Posts Tagged ‘Skid Row’

The Ultimate Origin of the Coalitions Punitive Attitude to the Poor: Richard M Nixon

January 22, 2014

I mentioned in an earlier post this week that I’ve been reading Anthony Marcus’ book Where Have All the Homeless Gone. It’s a fascinating book by an American anthropologist, who did his doctoral research amongst a group of 55 homeless Black American men. Much of the book is about the way the American welfare policies towards the homeless failed because of the particular ideological construction of ‘the homeless’. He notes that up until the great depression of the 1920s, studies of homelessness in America were confined to Skid Row, the poor, low rent areas of American cities populated by single room occupancy hotels, homosexuals, transvestites, prostitutes and other marginal groups. During the 1930s academic studies of homelessness expanded to include the migrant poor, forced by the Depression to move from the mid-west to California to find work, like the Joads in The Grapes of Wrath. He argues that all American studies of homelessness adopted a geographical approach to their subject. The homeless and poor occupied particular areas away from urban centres of culture. This view broke down in the 1980s, when the homeless increasingly began to appear outside their ghettos in prosperous residential and commercial areas.

The book also critiques the ‘cultures of poverty’ approach introduced by Harrington, a member of the Catholic Workers and the author of The Other America, one of the great liberal studies of poverty in the US. Marcus states that Roosevelt’s reliance on the Southern Dixiecrats for support within the Democrat party meant that Black Americans were largely excluded from the New Deal. This instead concentrated on White, unionised Americans in regular work. Harrington attempted to correct this at the beginning of the 1960s with The Other America. Part of his purpose in writing the book was to shame mainstream America with the portrait of the grinding poverty that existed in most powerful and wealthiest nation, and move their compassion into the adoption of policies that would raise them out of poverty and integrate them into mainstream America. Harrington was one of the people Lyndon Johnson appointed to his ‘poverty taskforce’ when attempting to construct the Great Society.

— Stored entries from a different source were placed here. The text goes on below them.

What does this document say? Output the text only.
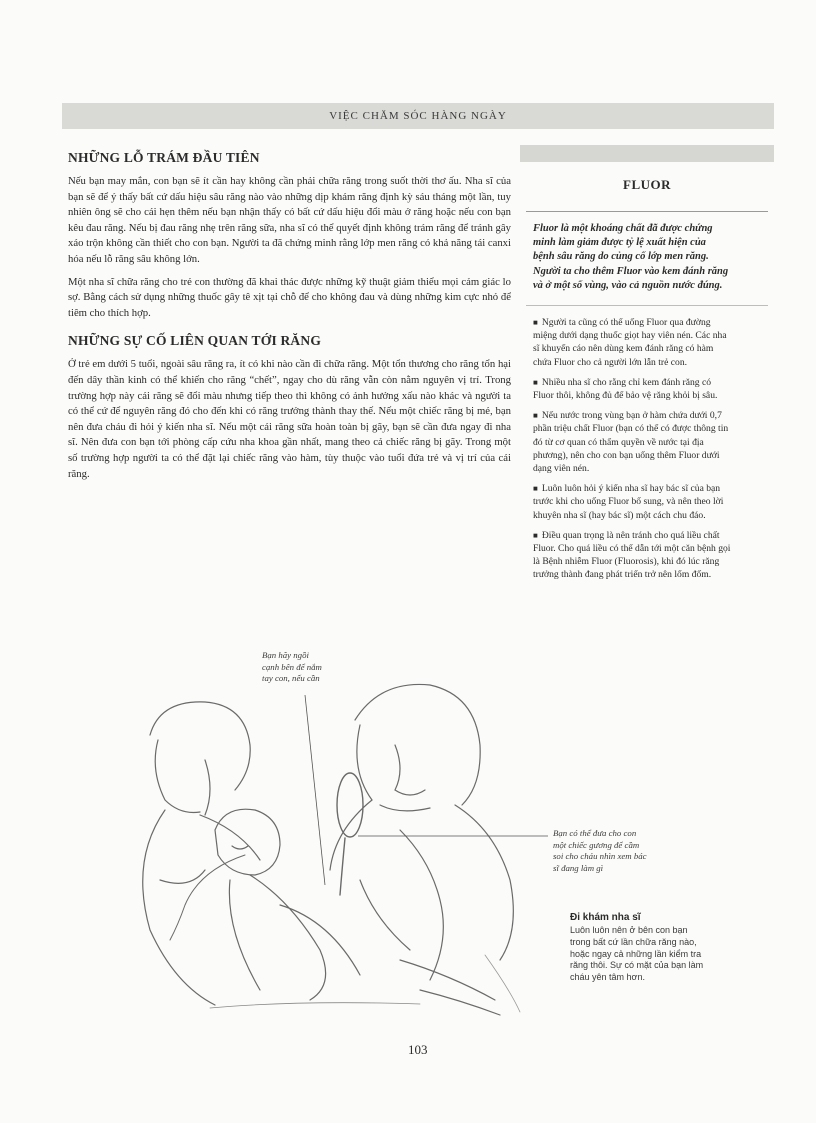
VIỆC CHĂM SÓC HÀNG NGÀY
NHỮNG LỖ TRÁM ĐẦU TIÊN

Nếu bạn may mắn, con bạn sẽ ít cần hay không cần phải chữa răng trong suốt thời thơ ấu. Nha sĩ của bạn sẽ để ý thấy bất cứ dấu hiệu sâu răng nào vào những dịp khám răng định kỳ sáu tháng một lần, tuy nhiên ông sẽ cho cái hẹn thêm nếu bạn nhận thấy có bất cứ dấu hiệu đổi màu ở răng hoặc nếu con bạn kêu đau răng. Nếu bị đau răng nhẹ trên răng sữa, nha sĩ có thể quyết định không trám răng để tránh gây xáo trộn không cần thiết cho con bạn. Người ta đã chứng minh rằng lớp men răng có khả năng tái canxi hóa nếu lỗ răng sâu không lớn.

Một nha sĩ chữa răng cho trẻ con thường đã khai thác được những kỹ thuật giảm thiểu mọi cảm giác lo sợ. Bằng cách sử dụng những thuốc gây tê xịt tại chỗ để cho không đau và dùng những kim cực nhỏ để tiêm cho thích hợp.

NHỮNG SỰ CỐ LIÊN QUAN TỚI RĂNG

Ở trẻ em dưới 5 tuổi, ngoài sâu răng ra, ít có khi nào cần đi chữa răng. Một tổn thương cho răng tổn hại đến dây thần kinh có thể khiến cho răng “chết”, ngay cho dù răng vẫn còn nằm nguyên vị trí. Trong trường hợp này cái răng sẽ đổi màu nhưng tiếp theo thì không có ảnh hưởng xấu nào khác và người ta có thể cứ để nguyên răng đó cho đến khi có răng trưởng thành thay thế. Nếu một chiếc răng bị mẻ, bạn nên đưa cháu đi hỏi ý kiến nha sĩ. Nếu một cái răng sữa hoàn toàn bị gãy, bạn sẽ cần đưa ngay đi nha sĩ. Nên đưa con bạn tới phòng cấp cứu nha khoa gần nhất, mang theo cả chiếc răng bị gãy. Trong một số trường hợp người ta có thể đặt lại chiếc răng vào hàm, tùy thuộc vào tuổi đứa trẻ và vị trí của cái răng.

FLUOR

Fluor là một khoáng chất đã được chứng minh làm giảm được tỷ lệ xuất hiện của bệnh sâu răng do củng cố lớp men răng. Người ta cho thêm Fluor vào kem đánh răng và ở một số vùng, vào cả nguồn nước đúng.

■ Người ta cũng có thể uống Fluor qua đường miệng dưới dạng thuốc giọt hay viên nén. Các nha sĩ khuyến cáo nên dùng kem đánh răng có hàm chứa Fluor cho cả người lớn lẫn trẻ con.

■ Nhiều nha sĩ cho rằng chỉ kem đánh răng có Fluor thôi, không đủ để bảo vệ răng khỏi bị sâu.

■ Nếu nước trong vùng bạn ở hàm chứa dưới 0,7 phần triệu chất Fluor (bạn có thể có được thông tin đó từ cơ quan có thẩm quyền về nước tại địa phương), nên cho con bạn uống thêm Fluor dưới dạng viên nén.

■ Luôn luôn hỏi ý kiến nha sĩ hay bác sĩ của bạn trước khi cho uống Fluor bổ sung, và nên theo lời khuyên nha sĩ (hay bác sĩ) một cách chu đáo.

■ Điều quan trọng là nên tránh cho quá liều chất Fluor. Cho quá liều có thể dẫn tới một căn bệnh gọi là Bệnh nhiễm Fluor (Fluorosis), khi đó lúc răng trưởng thành đang phát triển trở nên lốm đốm.

Bạn hãy ngồi
cạnh bên để nắm
tay con, nếu cần
Bạn có thể đưa cho con
một chiếc gương để cầm
soi cho cháu nhìn xem bác
sĩ đang làm gì
Đi khám nha sĩ
Luôn luôn nên ở bên con bạn
trong bất cứ lần chữa răng nào,
hoặc ngay cả những lần kiểm tra
răng thôi. Sự có mặt của bạn làm
cháu yên tâm hơn.
103
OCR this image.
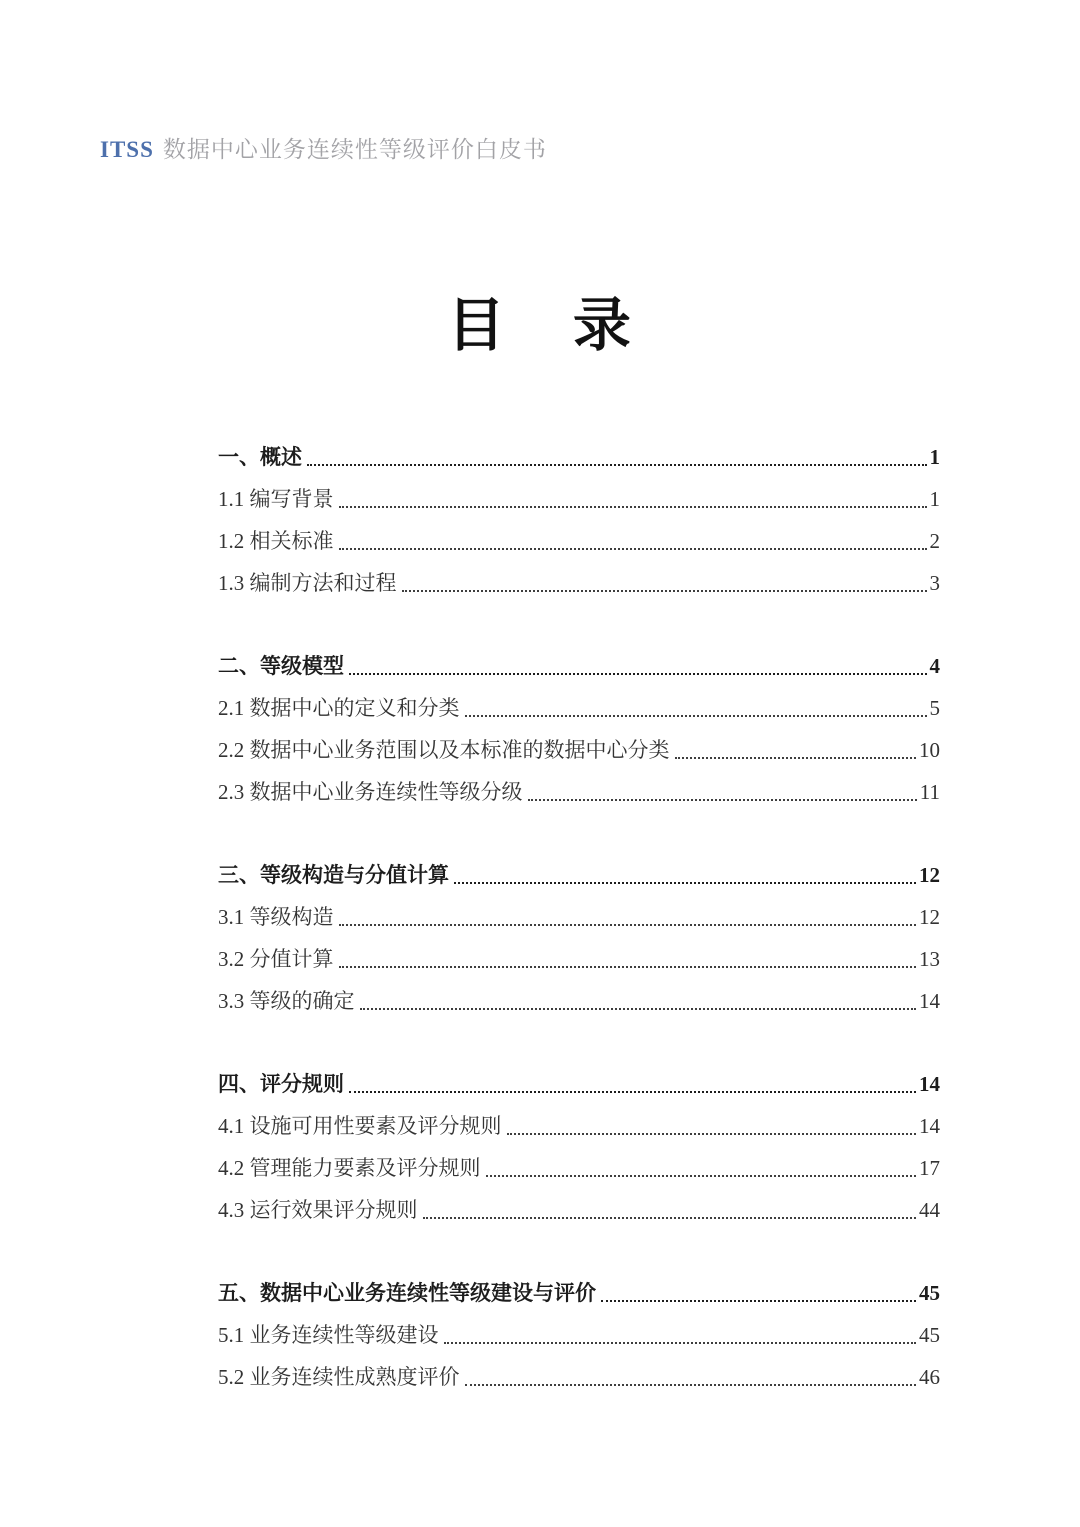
ITSS 数据中心业务连续性等级评价白皮书
目 录
一、概述	1
1.1 编写背景	1
1.2 相关标准	2
1.3 编制方法和过程	3
二、等级模型	4
2.1 数据中心的定义和分类	5
2.2 数据中心业务范围以及本标准的数据中心分类	10
2.3 数据中心业务连续性等级分级	11
三、等级构造与分值计算	12
3.1 等级构造	12
3.2 分值计算	13
3.3 等级的确定	14
四、评分规则	14
4.1 设施可用性要素及评分规则	14
4.2 管理能力要素及评分规则	17
4.3 运行效果评分规则	44
五、数据中心业务连续性等级建设与评价	45
5.1 业务连续性等级建设	45
5.2 业务连续性成熟度评价	46
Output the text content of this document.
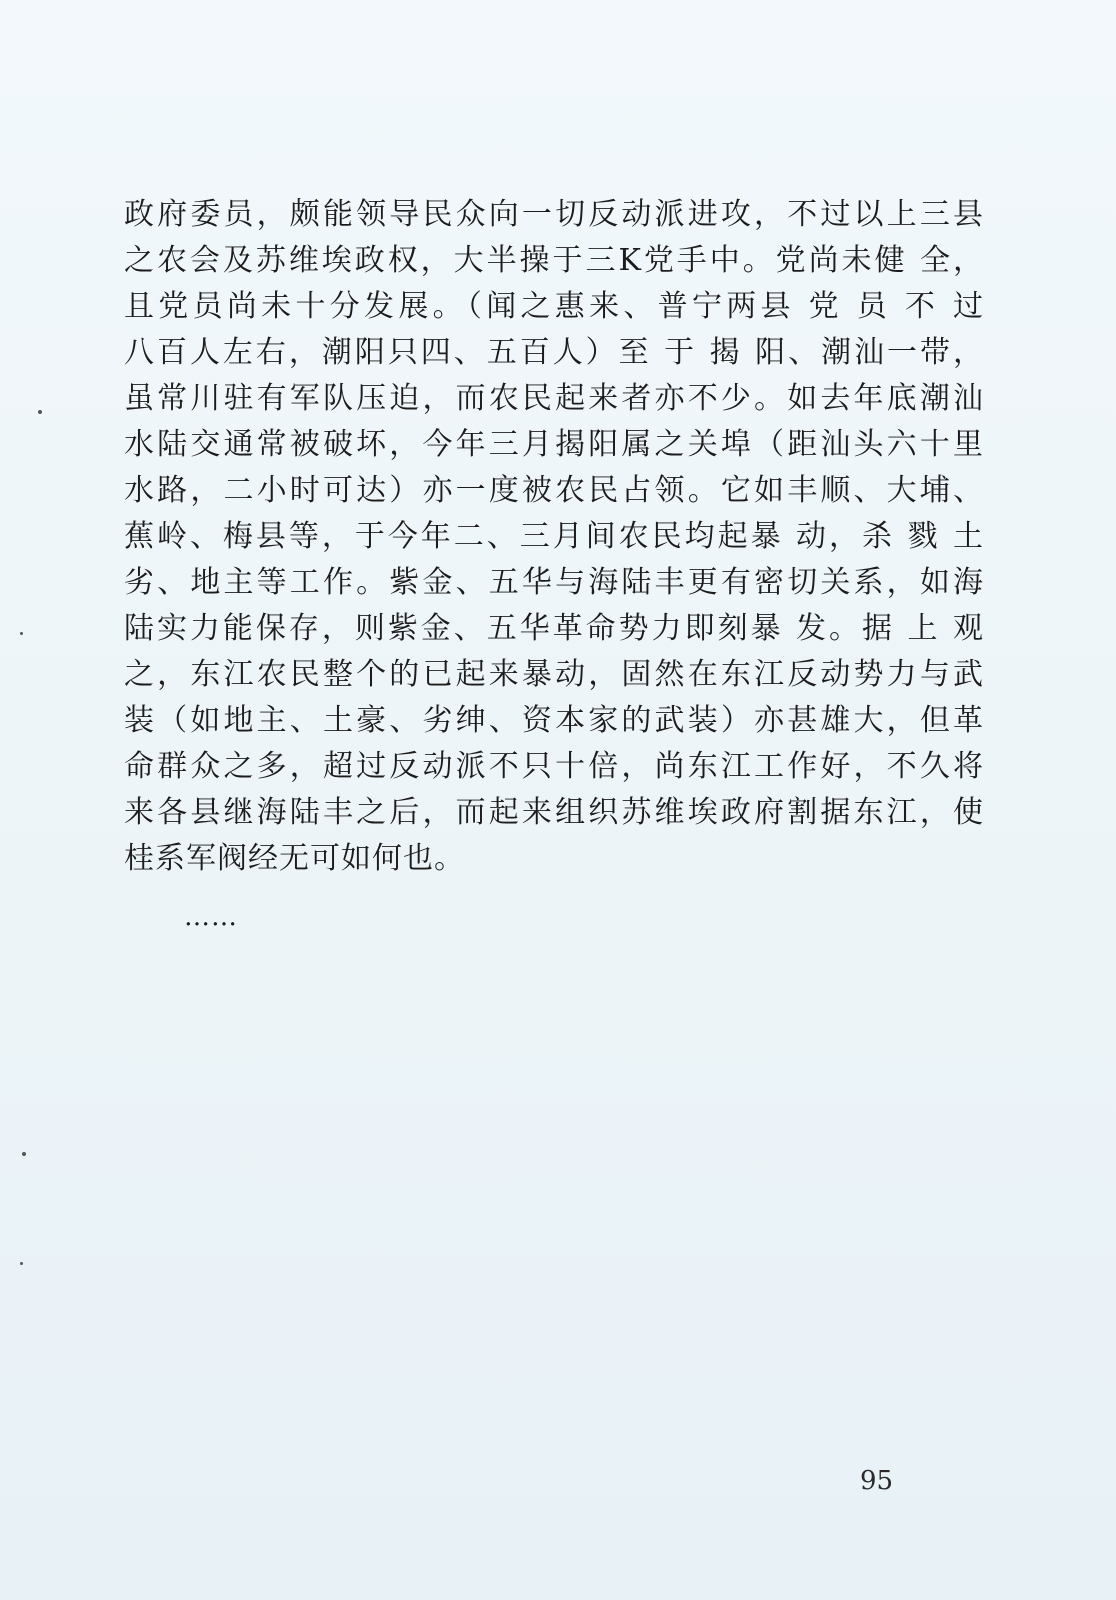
政府委员，颇能领导民众向一切反动派进攻，不过以上三县
之农会及苏维埃政权，大半操于三K党手中。党尚未健 全，
且党员尚未十分发展。（闻之惠来、普宁两县 党 员 不 过
八百人左右，潮阳只四、五百人）至 于 揭 阳、潮汕一带，
虽常川驻有军队压迫，而农民起来者亦不少。如去年底潮汕
水陆交通常被破坏，今年三月揭阳属之关埠（距汕头六十里
水路，二小时可达）亦一度被农民占领。它如丰顺、大埔、
蕉岭、梅县等，于今年二、三月间农民均起暴 动，杀 戮 土
劣、地主等工作。紫金、五华与海陆丰更有密切关系，如海
陆实力能保存，则紫金、五华革命势力即刻暴 发。据 上 观
之，东江农民整个的已起来暴动，固然在东江反动势力与武
装（如地主、土豪、劣绅、资本家的武装）亦甚雄大，但革
命群众之多，超过反动派不只十倍，尚东江工作好，不久将
来各县继海陆丰之后，而起来组织苏维埃政府割据东江，使
桂系军阀经无可如何也。
……
95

Marcus is critical of Harrington because Harrington’s book led to the view that his ‘Other America’ was somehow deviant from the mainstream in that it did not share its values. The book stated that the citizens of this America were without history and beyond progress. Marcus earlier discusses the division of the poor by 19th century Liberals into the categories of the ‘deserving poor’ and paupers. The deserving poor were the poor, who shared mainstream values and had simply fallen into poverty through no fault of their own. Paupers were the undeserving poor, whose poverty was their own fault through their lack of proper morals. These were poor through drunkenness, idleness, profligacy and other vices. This attitude the subsequently entered the scholarship about the ‘other America’ described by Harrington. Marcus notes that no two of the sociologists and anthropologists researching this ‘other America’ agreed on who they were, and the difference between them and mainstream America was merely assumed, rather than demonstrated. Rather than address the question of how their poverty was created by American society, these scholars were instead concerned with identifying who they were. Harrington’s idea that there was a distinct ‘culture of poverty’ was taken over by Daniel Patrick Moynihan, a liberal Harvard sociologist, who adopted a Weberian approach to poverty. Moynihan became Nixon’s advisor on poverty and homelessness. Marcus states that, although Nixon launched a number of welfare initiatives aimed at erasing poverty, these were based on the idea of gradually weaning the poor off them. It was under Moynihan and Nixon that the various categories and derogatory terms for the undeserving poor developed, and punitive measures, like Food Stamps, introduced, which were intended to make the experience of welfare as humiliating as possible.

The ‘cultures of poverty’ view that people are poor, through their own fault entered British discussions of the origins of poverty and the role of the welfare state with Margaret Thatcher. It has now become a key part of the Coalitions’ own welfare policies. Many other commenters, like Jaynelinney, Johnny Void, Mike at Vox Political, and the Angry Yorkshireman, have posted about the use of psychological techniques by the notorious Nudge unit at Tory Central Office, which are intended to get the poor to blame themselves for their poverty, rather than the inequalities of a vicious and exploitative system. These bloggers, and many others, have noted the way much of the Coalitions’ policies have been inspired and guided by Social Darwinism, the survival of the economic fittest. Marcus confirms this view, as he states in a footnote to the chapter on poverty studies in America that it may be significant that as Marxism, the main ideological opponent of Social Darwinism in the 19th century, has waned, so Social Darwinism has re-emerged and grown stronger.

And so we in Britain ultimately have Richard Nixon to thank for the bullying and punitive approach to welfare adopted by Thatcher and the Coalition. Perhaps its time someone did the same to Cameron, Osborne, Clegg and particularly IDS and Esther McVey and impeached them for their high crimes and misdemeanours.